The first order of business, said Elliott, is to establish a biomedical engineering doctoral program, followed by a master’s degree program that will both attract talented faculty and provide needed research infrastructure.
“Biomedical engineering has the potential to impact human health, but at a more fundamental level, there is also opportunity to increase global understanding of the science of human health,” remarked Elliott. “My role is to foster connections across all disciplines and integrate the biomedical engineering research already occurring on campus under one program.”
"I envision our faculty bringing engineering directly to bear on the medical arena through translational, patient-oriented research that touches the patients who come through the Science and Technology Campus. Additionally, I foresee fundamental research continuing on the main campus, enabling students to gain both the academic skills and research experiences they need to pursue the careers they want.”
About Dawn Elliott
Elliott was a professor in orthopedic surgery and in bioengineering at University of Pennsylvania from 1999-2011. She was founding director of the structure-function biomechanics core center in the Penn Center for Musculoskeletal Disorders. Her research expertise includes the biomechanics of collagenous soft tissues and intervertebral disc function, degeneration and restoration.

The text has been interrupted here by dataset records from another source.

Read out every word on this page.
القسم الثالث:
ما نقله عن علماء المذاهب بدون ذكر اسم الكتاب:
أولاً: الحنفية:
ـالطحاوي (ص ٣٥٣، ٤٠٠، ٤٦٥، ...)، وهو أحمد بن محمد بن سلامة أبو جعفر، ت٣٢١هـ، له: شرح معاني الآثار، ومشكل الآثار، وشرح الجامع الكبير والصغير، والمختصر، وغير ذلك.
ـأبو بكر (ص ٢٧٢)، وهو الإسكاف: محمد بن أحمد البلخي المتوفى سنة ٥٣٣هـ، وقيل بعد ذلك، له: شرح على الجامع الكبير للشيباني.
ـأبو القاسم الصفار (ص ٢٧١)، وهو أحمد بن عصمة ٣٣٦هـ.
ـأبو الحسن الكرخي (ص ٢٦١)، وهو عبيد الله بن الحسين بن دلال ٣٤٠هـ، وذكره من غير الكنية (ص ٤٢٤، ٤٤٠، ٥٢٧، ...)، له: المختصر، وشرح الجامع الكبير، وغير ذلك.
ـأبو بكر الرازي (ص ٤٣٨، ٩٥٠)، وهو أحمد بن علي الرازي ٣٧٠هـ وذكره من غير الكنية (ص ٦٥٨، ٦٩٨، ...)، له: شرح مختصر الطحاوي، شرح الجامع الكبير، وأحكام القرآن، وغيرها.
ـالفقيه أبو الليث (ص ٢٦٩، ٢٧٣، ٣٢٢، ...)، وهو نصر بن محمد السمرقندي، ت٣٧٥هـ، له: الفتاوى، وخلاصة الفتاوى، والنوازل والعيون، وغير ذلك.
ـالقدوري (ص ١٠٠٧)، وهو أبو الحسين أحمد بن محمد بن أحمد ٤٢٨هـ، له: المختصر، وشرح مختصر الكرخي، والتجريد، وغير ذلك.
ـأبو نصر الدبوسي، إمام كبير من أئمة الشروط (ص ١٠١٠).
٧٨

Elliott received her bachelor’s degree in mechanical engineering from the University of Michigan. She earned her master’s in engineering mechanics at the University of Cincinnati and her doctoral degree in biomedical engineering at Duke University.
She has held leadership roles in the Orthopaedic Research Society and the Bioengineering Division of the American Society of Mechanical Engineering. A member of AO Spine and International Society for the Study of Lumbar Spine (ISSLS), Elliott serves as a reviewer for numerous journals in the area of Orthopaedics and Biomechanics and is a frequent grant reviewer for the National Institutes of Health.